Quinze ans plus tard, Héraclius reconquiert la ville sainte et, horrifié par le récit que firent les survivants, en a chassé les Juifs avec interdiction de s’en approcher à moins de 4,5 km. L’évêque de Jérusalem, le patriarche Sophronius, en remettant en 637 les clés de la ville au calife Omar Ibn Khattab monté sur un âne et vêtu d’une robe en piteux état, lui aurait demandé que soit respectée la clause d’Héraclius.
Eutychius, un auteur arabe d’annales du Xème siècle, s’appuyant sur des documents originaux, avance une autre accusation, plus grave. Les juifs de Palestine et de Syrie sous occupation perse avaient formé le projet d’égorger, lors de la Pâque chrétienne, tous les chrétiens qui n’avaient pas encore péri. Le complot échoua.
Illustration de la technique classique de l’inversion, la figure rhétorique par excellence du Logos politique pratiqué de nos jours.
Attester avec probité, selon un testament rigoureux
Les crimes de l’occupant israélien, colon venu de toutes les contrées et dont le brevet d’assimilation s’acquiert dès qu’il pratique un espéranto créé entre 1910 et 1922 par Ben Yehuda à la demande du Congrès Juif Mondial, l’hébreu moderne, commis à l’encontre des indigènes ne sont plus à démontrer. Le récent rapport de la Commission économique et sociale pour l’Asie occidentale de la ONU remis par Madame Rima Khalaf (2) en atteste, une fois de plus.
Sous la pression du ‘Lobby qui n’existe pas’ qui exigeait le retrait du rapport, Mme Rima Khalaf, qui a un sens normalement développé de la dignité et de l’honneur, n’a pas obtempéré aux injonctions du Secrétaire Général de l’ONU et ne s’est pas dédite. Elle a présenté sa démission. Au contraire du juge Goldstone qui avait été invité à enquêter sur les conditions des violations du droit international lors de l’opération Plomb Durci, soit le massacre des Palestiniens de Gaza par voie aérienne entre décembre 2008 et janvier 2009. Il avait remis ses conclusions (3) accusant sans aucune ambiguïté le régime de Tel Aviv mais s’est désavoué peu après.

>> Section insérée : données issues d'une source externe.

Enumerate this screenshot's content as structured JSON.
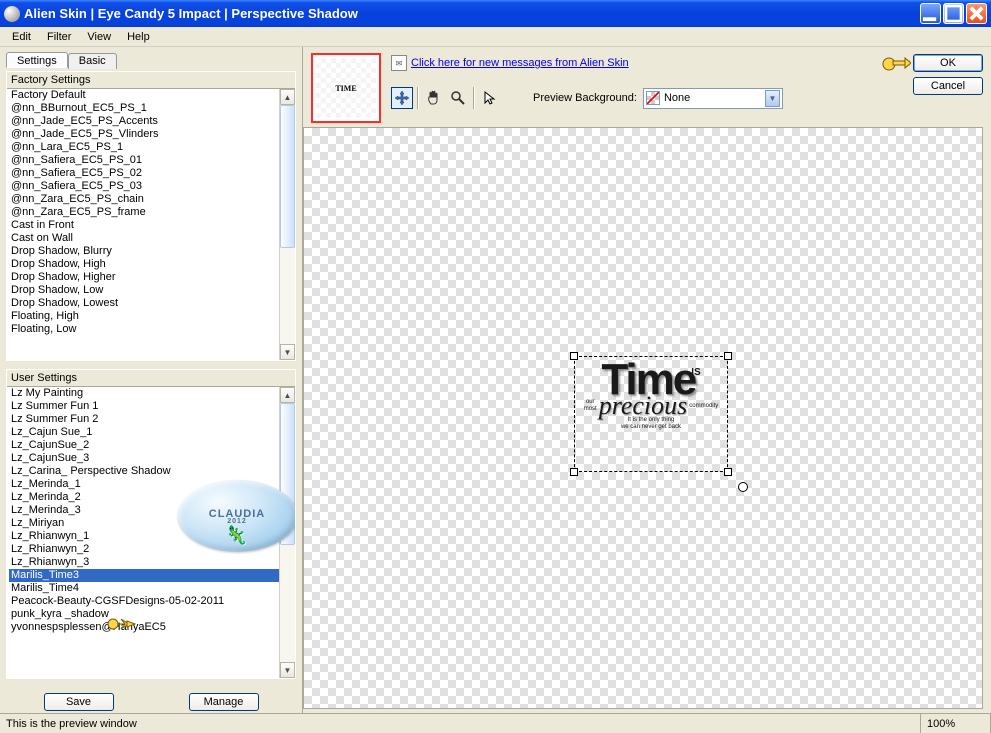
{
  "window": {
    "title": "Alien Skin  |  Eye Candy 5 Impact  |  Perspective Shadow"
  },
  "menu": {
    "edit": "Edit",
    "filter": "Filter",
    "view": "View",
    "help": "Help"
  },
  "tabs": {
    "settings": "Settings",
    "basic": "Basic"
  },
  "factory": {
    "header": "Factory Settings",
    "items": [
      "Factory Default",
      "@nn_BBurnout_EC5_PS_1",
      "@nn_Jade_EC5_PS_Accents",
      "@nn_Jade_EC5_PS_Vlinders",
      "@nn_Lara_EC5_PS_1",
      "@nn_Safiera_EC5_PS_01",
      "@nn_Safiera_EC5_PS_02",
      "@nn_Safiera_EC5_PS_03",
      "@nn_Zara_EC5_PS_chain",
      "@nn_Zara_EC5_PS_frame",
      "Cast in Front",
      "Cast on Wall",
      "Drop Shadow, Blurry",
      "Drop Shadow, High",
      "Drop Shadow, Higher",
      "Drop Shadow, Low",
      "Drop Shadow, Lowest",
      "Floating, High",
      "Floating, Low"
    ]
  },
  "user": {
    "header": "User Settings",
    "items": [
      "Lz My Painting",
      "Lz Summer Fun 1",
      "Lz Summer Fun 2",
      "Lz_Cajun Sue_1",
      "Lz_CajunSue_2",
      "Lz_CajunSue_3",
      "Lz_Carina_ Perspective Shadow",
      "Lz_Merinda_1",
      "Lz_Merinda_2",
      "Lz_Merinda_3",
      "Lz_Miriyan",
      "Lz_Rhianwyn_1",
      "Lz_Rhianwyn_2",
      "Lz_Rhianwyn_3",
      "Marilis_Time3",
      "Marilis_Time4",
      "Peacock-Beauty-CGSFDesigns-05-02-2011",
      "punk_kyra _shadow",
      "yvonnespsplessen@HanyaEC5"
    ],
    "selected_index": 14
  },
  "buttons": {
    "save": "Save",
    "manage": "Manage",
    "ok": "OK",
    "cancel": "Cancel"
  },
  "messagebar": {
    "link": "Click here for new messages from Alien Skin"
  },
  "previewbg": {
    "label": "Preview Background:",
    "value": "None"
  },
  "watermark": {
    "name": "CLAUDIA",
    "year": "2012"
  },
  "artwork": {
    "time": "Time",
    "is": "IS",
    "ourmost": "our most",
    "precious": "precious",
    "commodity": "commodity",
    "line1": "It is the only thing",
    "line2": "we can never get back"
  },
  "thumb_text": "TIME",
  "status": {
    "text": "This is the preview window",
    "zoom": "100%"
  }
}
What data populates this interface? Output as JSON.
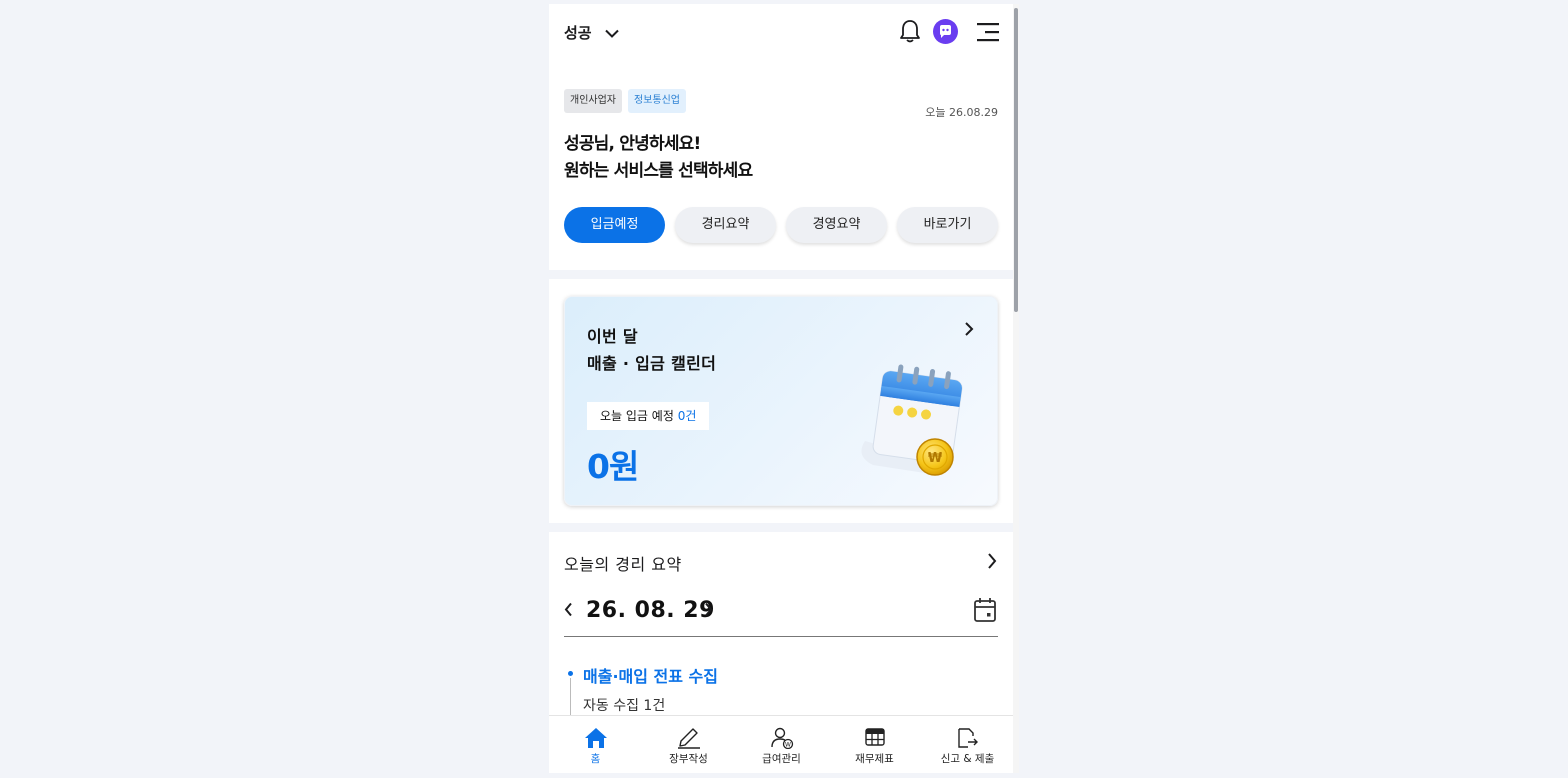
{
  "header": {
    "business_name": "성공",
    "icons": [
      "chevron-down-icon",
      "bell-icon",
      "avatar",
      "menu-icon"
    ]
  },
  "greeting": {
    "tags": [
      "개인사업자",
      "정보통신업"
    ],
    "today_label": "오늘 26.08.29",
    "line1": "성공님, 안녕하세요!",
    "line2": "원하는 서비스를 선택하세요",
    "tabs": [
      {
        "label": "입금예정",
        "active": true
      },
      {
        "label": "경리요약",
        "active": false
      },
      {
        "label": "경영요약",
        "active": false
      },
      {
        "label": "바로가기",
        "active": false
      }
    ]
  },
  "calendar_card": {
    "title_line1": "이번 달",
    "title_line2": "매출 · 입금 캘린더",
    "badge_label": "오늘 입금 예정",
    "badge_count": "0건",
    "amount": "0원"
  },
  "summary": {
    "title": "오늘의 경리 요약",
    "date": "26. 08. 29",
    "timeline": [
      {
        "heading": "매출·매입 전표 수집",
        "sub": "자동 수집 1건"
      }
    ]
  },
  "bottom_nav": [
    {
      "label": "홈",
      "icon": "home-icon",
      "active": true
    },
    {
      "label": "장부작성",
      "icon": "pen-icon",
      "active": false
    },
    {
      "label": "급여관리",
      "icon": "payroll-icon",
      "active": false
    },
    {
      "label": "재무제표",
      "icon": "table-icon",
      "active": false
    },
    {
      "label": "신고 & 제출",
      "icon": "submit-icon",
      "active": false
    }
  ],
  "colors": {
    "accent": "#0b72e7",
    "page_bg": "#f2f4f9",
    "avatar": "#6a3df0"
  }
}
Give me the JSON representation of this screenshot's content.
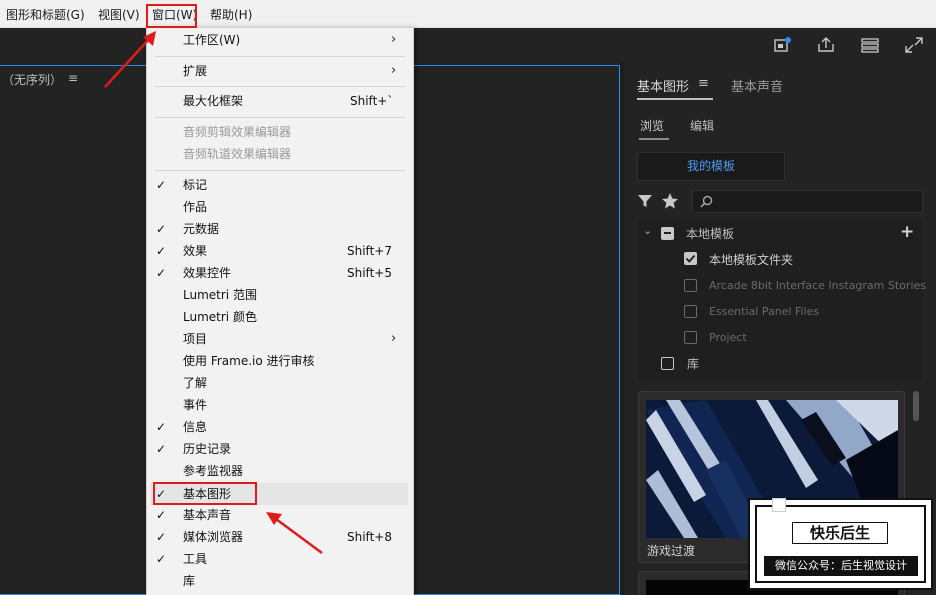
{
  "menubar": {
    "items": [
      "图形和标题(G)",
      "视图(V)",
      "窗口(W)",
      "帮助(H)"
    ]
  },
  "left_panel": {
    "title": "（无序列）",
    "menu_glyph": "≡"
  },
  "right_panel": {
    "tabs": [
      "基本图形",
      "基本声音"
    ],
    "tab_menu_glyph": "≡",
    "subtabs": [
      "浏览",
      "编辑"
    ],
    "my_templates_button": "我的模板",
    "tree": {
      "root": "本地模板",
      "items": [
        {
          "label": "本地模板文件夹",
          "checked": true
        },
        {
          "label": "Arcade 8bit Interface Instagram Stories",
          "checked": false
        },
        {
          "label": "Essential Panel Files",
          "checked": false
        },
        {
          "label": "Project",
          "checked": false
        }
      ],
      "library": "库"
    },
    "thumbnail_caption": "游戏过渡"
  },
  "dropdown": {
    "items": [
      {
        "label": "工作区(W)",
        "submenu": true,
        "enabled": true
      },
      {
        "label": "扩展",
        "submenu": true,
        "enabled": true
      },
      {
        "label": "最大化框架",
        "shortcut": "Shift+`",
        "enabled": true
      },
      {
        "label": "音频剪辑效果编辑器",
        "enabled": false
      },
      {
        "label": "音频轨道效果编辑器",
        "enabled": false
      },
      {
        "label": "标记",
        "checked": true,
        "enabled": true
      },
      {
        "label": "作品",
        "enabled": true
      },
      {
        "label": "元数据",
        "checked": true,
        "enabled": true
      },
      {
        "label": "效果",
        "checked": true,
        "shortcut": "Shift+7",
        "enabled": true
      },
      {
        "label": "效果控件",
        "checked": true,
        "shortcut": "Shift+5",
        "enabled": true
      },
      {
        "label": "Lumetri 范围",
        "enabled": true
      },
      {
        "label": "Lumetri 颜色",
        "enabled": true
      },
      {
        "label": "项目",
        "submenu": true,
        "enabled": true
      },
      {
        "label": "使用 Frame.io 进行审核",
        "enabled": true
      },
      {
        "label": "了解",
        "enabled": true
      },
      {
        "label": "事件",
        "enabled": true
      },
      {
        "label": "信息",
        "checked": true,
        "enabled": true
      },
      {
        "label": "历史记录",
        "checked": true,
        "enabled": true
      },
      {
        "label": "参考监视器",
        "enabled": true
      },
      {
        "label": "基本图形",
        "checked": true,
        "enabled": true,
        "highlighted": true
      },
      {
        "label": "基本声音",
        "checked": true,
        "enabled": true
      },
      {
        "label": "媒体浏览器",
        "checked": true,
        "shortcut": "Shift+8",
        "enabled": true
      },
      {
        "label": "工具",
        "checked": true,
        "enabled": true
      },
      {
        "label": "库",
        "enabled": true
      }
    ],
    "check_glyph": "✓",
    "submenu_glyph": "›"
  },
  "watermark": {
    "title": "快乐后生",
    "subtitle": "微信公众号：后生视觉设计"
  },
  "colors": {
    "annotation_red": "#e01b1b",
    "accent_blue": "#2d8ceb",
    "link_blue": "#4b9cf1"
  }
}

Rima n’est pas l’Antigone passionnée voulant à tout prix honorer ses frères et leur offrir une sépulture rituelle. Elle représente la nouvelle Esther, l’Ishtar dont la légende est inscrite sur le moindre tesson de cette Asie Occidentale, à Babylone comme à Sidon, à Kerkemish, Ctésiphon, Sardes et Ugarit, la Ras Shamra actuelle, en cunéiforme et en araméen dans les premiers alphabets qui furent les prototypes des nôtres. Les croyances et les religions se nourrissent de faits héroïques transmis d’une mémoire à l’autre par la plus sûre voie, celle de la parole devenue légendaire et sacrée.
Rima fera partie désormais de notre panthéon, à la place de ce qui symbolise à la fois le courage élémentaire et la simple fidélité à soi-même devenus des attitudes d’exception. Nous la remercions ainsi de rehausser notre humanité.
Quel avenir pour un monde qui encourage un petit Etat mafieux ethno-militariste ?
L’entité sioniste découpée dans la Palestine selon les visées et aux bons soins d’un protestantisme littéraliste, sensible aux résonnances des statères d’or, est devenu l’un des épicentres mondiaux du blanchiment d’argent et de l’escroquerie financière (4). Les auteurs des fraudes et de rapines s’y réfugient, certains d’être hors d’atteinte de poursuites, leur terre d’accueil n’extrade pas ses criminels. L’un d’eux, responsable de vols de milliards d’euros à la France pour un montage d’escroquerie de TVA sur la taxe carbone, a même financé les campagnes électorales de Netanyahu.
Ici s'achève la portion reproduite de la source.